The tax proposal that is most worrisome to members of the one percent is Obama’s desire to eliminate stepped up basis.  Also known as “the single largest capital gains tax loophole,” stepped up basis allows the heirs of an estate to use the date of death value of capital assets rather than the decedent’s actual basis for capital gains purposes.  This loophole has ultimately allowed hundreds of billions of dollars to escape being taxed and the wealthy have largely benefited through the ability to pass appreciated assets onto their heirs via their estate planning documents—all on a tax-free basis.

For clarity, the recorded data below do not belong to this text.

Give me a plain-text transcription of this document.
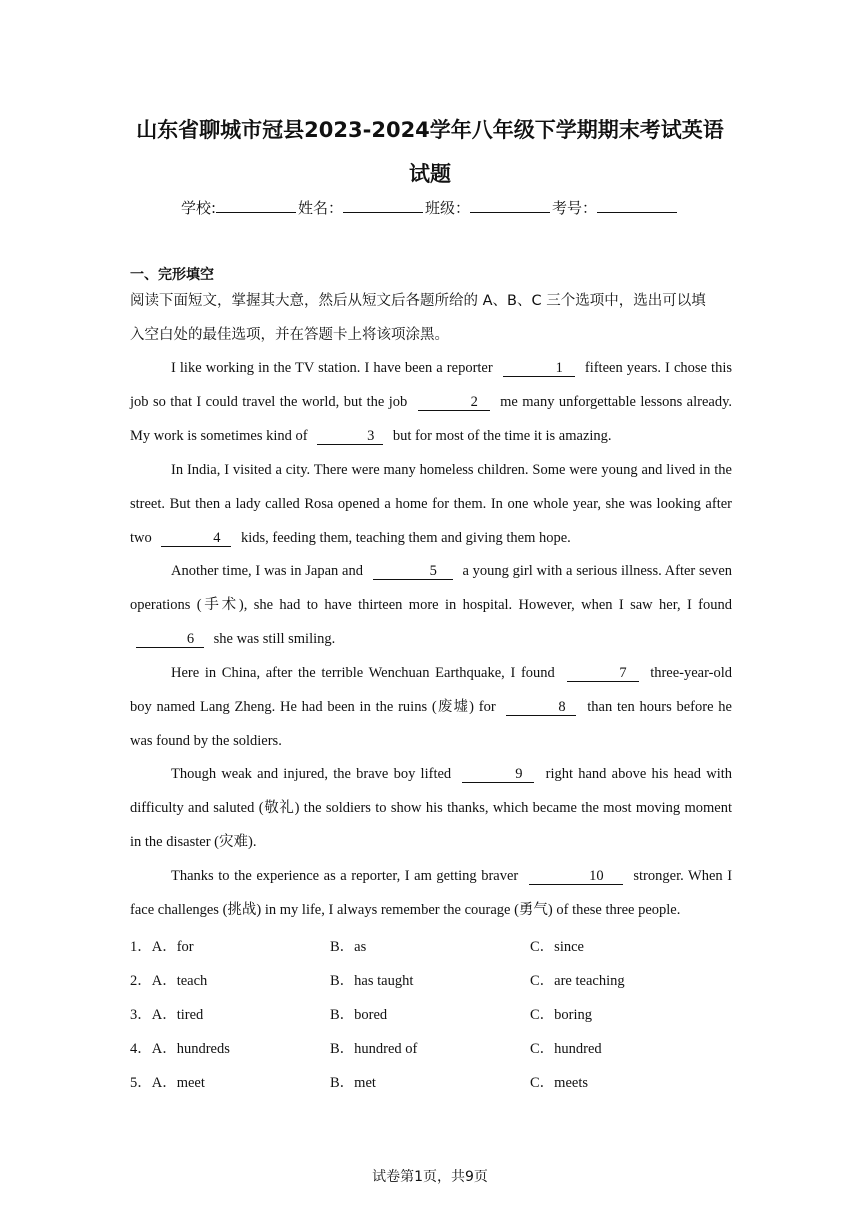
山东省聊城市冠县2023-2024学年八年级下学期期末考试英语
试题
学校:	姓名：	班级：	考号：
一、完形填空
阅读下面短文，掌握其大意，然后从短文后各题所给的 A、B、C 三个选项中，选出可以填
入空白处的最佳选项，并在答题卡上将该项涂黑。
I like working in the TV station. I have been a reporter	1 fifteen years. I chose this job so that I could travel the world, but the job	2 me many unforgettable lessons already. My work is sometimes kind of	3 but for most of the time it is amazing.
In India, I visited a city. There were many homeless children. Some were young and lived in the street. But then a lady called Rosa opened a home for them. In one whole year, she was looking after two	4 kids, feeding them, teaching them and giving them hope.
Another time, I was in Japan and	5 a young girl with a serious illness. After seven operations (手术), she had to have thirteen more in hospital. However, when I saw her, I found 6 she was still smiling.
Here in China, after the terrible Wenchuan Earthquake, I found	7 three-year-old boy named Lang Zheng. He had been in the ruins (废墟) for	8 than ten hours before he was found by the soldiers.
Though weak and injured, the brave boy lifted	9 right hand above his head with difficulty and saluted (敬礼) the soldiers to show his thanks, which became the most moving moment in the disaster (灾难).
Thanks to the experience as a reporter, I am getting braver	10 stronger. When I face challenges (挑战) in my life, I always remember the courage (勇气) of these three people.
1．A．for	B．as	C．since
2．A．teach	B．has taught	C．are teaching
3．A．tired	B．bored	C．boring
4．A．hundreds	B．hundred of	C．hundred
5．A．meet	B．met	C．meets
试卷第1页，共9页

If the new tax proposal passes, Living Trust Attorney Max Alavi from Alavi & Broyles in Orange County, California, notes that middle income earners do not have to worry—President Obama does have the interests of the Regular Joe at heart.  There would be some significant exemptions and no capital gains tax would be due for married couples until the death of the second spouse, and even then $200K would be exempt per couple, or $100K per individual. Additionally, $250K per individual for a personal residence would also be exempt.

Small business owners also don’t have to worry about the impact of the tax proposal on their business or how they will pass their business on to a beneficiary.  An inherited business would be exempt from this policy.

Obama also has some plans to raise capital gains and dividend rates for high income earners—and it’s expected that we could soon see an increase to Reagan era levels.  Again, middle of the road earners do not have to fear—tax rates will stay the same so long as a taxpayer makes less than $250K on an individual basis or $500K as a couple.

In closing, these proposed changes could have some members of the one percent placing a call to their estate planning attorney in the near future.  It’s clear that Obama believes it’s time for them to pony up some dough.